Across Africa, solar panel imports rose by 60% in the year to June, with coal-dependent South Africa leading the way. Nigeria overtook Egypt to become the continent’s second-largest solar market, adding 1.7GW of capacity – enough to power around 1.8 million homes in Europe.
Several smaller African nations saw even more dramatic growth: Algeria’s solar imports increased 33-fold, Zambia’s eightfold and Botswana’s sevenfold.
In some cases, however, rapid solar adoption is creating unforeseen challenges. In Afghanistan, for instance, widespread use of solar-powered water pumps is lowering the water table, threatening long-term access to groundwater.

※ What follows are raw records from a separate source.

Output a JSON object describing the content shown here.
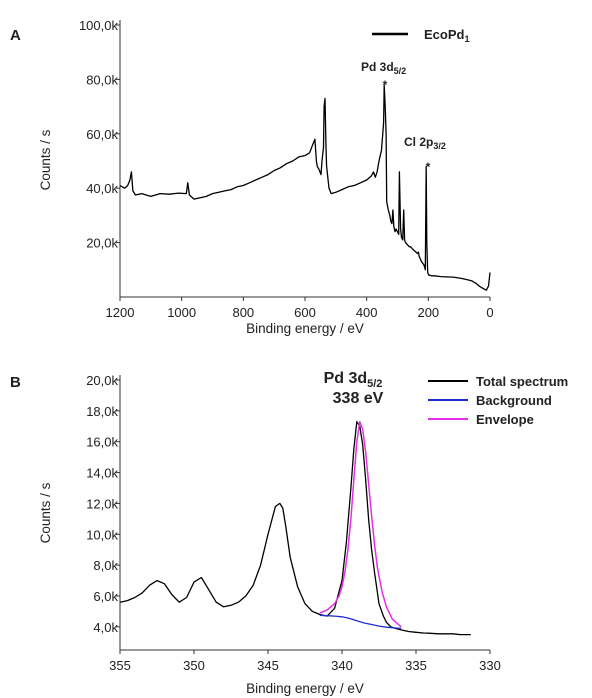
{
  "chart_data": [
    {
      "type": "line",
      "panel_label": "A",
      "xlabel": "Binding energy / eV",
      "ylabel": "Counts / s",
      "x_reversed": true,
      "xlim": [
        1200,
        0
      ],
      "ylim": [
        0,
        100000
      ],
      "x_ticks": [
        "1200",
        "1000",
        "800",
        "600",
        "400",
        "200",
        "0"
      ],
      "y_ticks": [
        "20,0k",
        "40,0k",
        "60,0k",
        "80,0k",
        "100,0k"
      ],
      "legend": {
        "position": "top-right",
        "entries": [
          {
            "name": "EcoPd",
            "sub": "1",
            "color": "#000000"
          }
        ]
      },
      "annotations": [
        {
          "base": "Pd 3d",
          "sub": "5/2",
          "marker": "*"
        },
        {
          "base": "Cl 2p",
          "sub": "3/2",
          "marker": "*"
        }
      ],
      "series": [
        {
          "name": "EcoPd1",
          "color": "#000000",
          "x": [
            1200,
            1185,
            1175,
            1168,
            1163,
            1158,
            1150,
            1130,
            1100,
            1070,
            1040,
            1010,
            985,
            980,
            975,
            960,
            940,
            920,
            900,
            880,
            860,
            840,
            820,
            800,
            780,
            760,
            740,
            720,
            700,
            680,
            660,
            640,
            620,
            600,
            585,
            575,
            568,
            563,
            560,
            555,
            548,
            545,
            540,
            538,
            535,
            532,
            530,
            527,
            522,
            515,
            500,
            480,
            460,
            440,
            420,
            400,
            385,
            378,
            372,
            366,
            360,
            352,
            345,
            343,
            340,
            337,
            335,
            330,
            325,
            322,
            318,
            315,
            312,
            308,
            305,
            300,
            296,
            294,
            290,
            287,
            283,
            280,
            277,
            274,
            270,
            266,
            262,
            258,
            254,
            250,
            245,
            240,
            235,
            232,
            230,
            226,
            222,
            219,
            215,
            212,
            210,
            207,
            205,
            202,
            200,
            198,
            195,
            190,
            180,
            160,
            140,
            120,
            100,
            80,
            60,
            45,
            35,
            28,
            20,
            12,
            5,
            0
          ],
          "y": [
            41000,
            40000,
            41000,
            43000,
            46000,
            39000,
            37500,
            38000,
            37000,
            38000,
            37800,
            38200,
            38000,
            42000,
            37500,
            36000,
            36500,
            37000,
            38000,
            38500,
            39000,
            39500,
            40500,
            41000,
            42000,
            43000,
            44000,
            45000,
            46500,
            47500,
            49000,
            50000,
            51500,
            52000,
            53000,
            56000,
            58000,
            50000,
            48000,
            47000,
            45000,
            50000,
            55000,
            70000,
            73000,
            55000,
            48000,
            45000,
            40000,
            38000,
            38500,
            39500,
            40500,
            41000,
            42000,
            43000,
            44500,
            46000,
            44000,
            46000,
            50000,
            54000,
            64000,
            78000,
            70000,
            60000,
            35000,
            32000,
            30000,
            28000,
            27000,
            32000,
            26000,
            24000,
            25000,
            24000,
            23000,
            46000,
            25000,
            22000,
            21000,
            32000,
            21000,
            20000,
            19500,
            19000,
            18500,
            18500,
            18000,
            17500,
            17000,
            16500,
            16000,
            16500,
            15000,
            14000,
            13000,
            12500,
            12000,
            11000,
            10000,
            48000,
            20000,
            9000,
            8500,
            8000,
            8000,
            7800,
            7800,
            7500,
            7400,
            7300,
            7000,
            6500,
            6000,
            5000,
            4000,
            3500,
            3000,
            2500,
            4000,
            9000
          ]
        }
      ]
    },
    {
      "type": "line",
      "panel_label": "B",
      "xlabel": "Binding energy / eV",
      "ylabel": "Counts / s",
      "x_reversed": true,
      "xlim": [
        355,
        330
      ],
      "ylim": [
        2500,
        20000
      ],
      "x_ticks": [
        "355",
        "350",
        "345",
        "340",
        "335",
        "330"
      ],
      "y_ticks": [
        "4,0k",
        "6,0k",
        "8,0k",
        "10,0k",
        "12,0k",
        "14,0k",
        "16,0k",
        "18,0k",
        "20,0k"
      ],
      "legend": {
        "position": "top-right",
        "entries": [
          {
            "name": "Total spectrum",
            "color": "#000000"
          },
          {
            "name": "Background",
            "color": "#1f2fcf"
          },
          {
            "name": "Envelope",
            "color": "#e62ee6"
          }
        ]
      },
      "annotations": [
        {
          "base": "Pd 3d",
          "sub": "5/2",
          "line2": "338 eV"
        }
      ],
      "series": [
        {
          "name": "Total spectrum",
          "color": "#000000",
          "x": [
            355,
            354.5,
            354,
            353.5,
            353,
            352.5,
            352,
            351.5,
            351,
            350.5,
            350,
            349.5,
            349,
            348.5,
            348,
            347.5,
            347,
            346.5,
            346,
            345.5,
            345,
            344.5,
            344.2,
            344,
            343.8,
            343.5,
            343,
            342.5,
            342,
            341.5,
            341,
            340.5,
            340,
            339.7,
            339.4,
            339.2,
            339,
            338.8,
            338.6,
            338.4,
            338.2,
            338,
            337.8,
            337.5,
            337.2,
            337,
            336.7,
            336.4,
            336,
            335.5,
            335,
            334.5,
            334,
            333.5,
            333,
            332.5,
            332,
            331.5,
            331.3
          ],
          "y": [
            5600,
            5700,
            5900,
            6200,
            6700,
            7000,
            6800,
            6100,
            5600,
            5900,
            6900,
            7200,
            6400,
            5600,
            5300,
            5400,
            5600,
            6000,
            6700,
            8000,
            10000,
            11800,
            12000,
            11700,
            10500,
            8500,
            6600,
            5500,
            5000,
            4800,
            4700,
            5200,
            7000,
            9500,
            13000,
            15500,
            17300,
            17000,
            15800,
            13500,
            11000,
            9000,
            7500,
            5500,
            4700,
            4300,
            4000,
            3900,
            3800,
            3700,
            3650,
            3600,
            3580,
            3550,
            3550,
            3550,
            3500,
            3500,
            3500
          ]
        },
        {
          "name": "Background",
          "color": "#1f2fcf",
          "x": [
            341.5,
            341,
            340.5,
            340,
            339.5,
            339,
            338.5,
            338,
            337.5,
            337,
            336.5,
            336
          ],
          "y": [
            4750,
            4720,
            4700,
            4650,
            4550,
            4400,
            4250,
            4150,
            4050,
            3980,
            3930,
            3900
          ]
        },
        {
          "name": "Envelope",
          "color": "#e62ee6",
          "x": [
            341.5,
            341,
            340.5,
            340.2,
            340,
            339.8,
            339.6,
            339.4,
            339.2,
            339,
            338.8,
            338.6,
            338.4,
            338.2,
            338,
            337.8,
            337.6,
            337.3,
            337,
            336.6,
            336
          ],
          "y": [
            4900,
            5100,
            5500,
            6000,
            6600,
            7600,
            9000,
            11000,
            13500,
            16000,
            17300,
            16800,
            15300,
            13300,
            11200,
            9300,
            7800,
            6300,
            5300,
            4500,
            4000
          ]
        }
      ]
    }
  ]
}
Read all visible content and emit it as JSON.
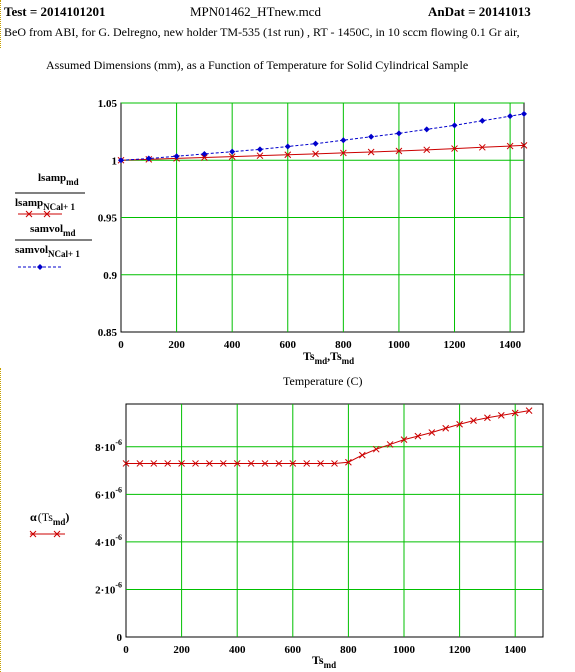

A study by Dr David Mansfield and satellite data firm Alcis warns that parts of the country could run dry within five to ten years, putting millions of livelihoods at risk.
Adair Turner, chair of the UK’s Energy Transitions Commission, said countries in the global “sun belt” and “wind belt” face very different energy challenges.
Sun belt nations – spanning much of Asia, Africa and Latin America – require large amounts of daytime electricity for cooling. These countries can significantly cut energy costs by switching to solar power supported by increasingly affordable battery storage.
By contrast, wind belt nations such as the UK face steeper hurdles. Wind turbine prices have fallen by only about one-third over the past decade, far less than solar costs, while higher interest rates have driven up borrowing and installation costs for new wind farms.
Balancing supply is also more difficult: extended periods of low wind in winter require backup power sources that batteries alone cannot yet provide, making such systems more expensive to operate.
Yet wherever one looks, China’s dominance in clean technology remains unmatched. New data from Ember shows that in August 2025, China’s clean tech exports reached a record $20 billion, driven by soaring sales of electric vehicles (up 26%) and batteries (up 23%). Together, those exports are now worth more than twice the value of China’s solar panel trade.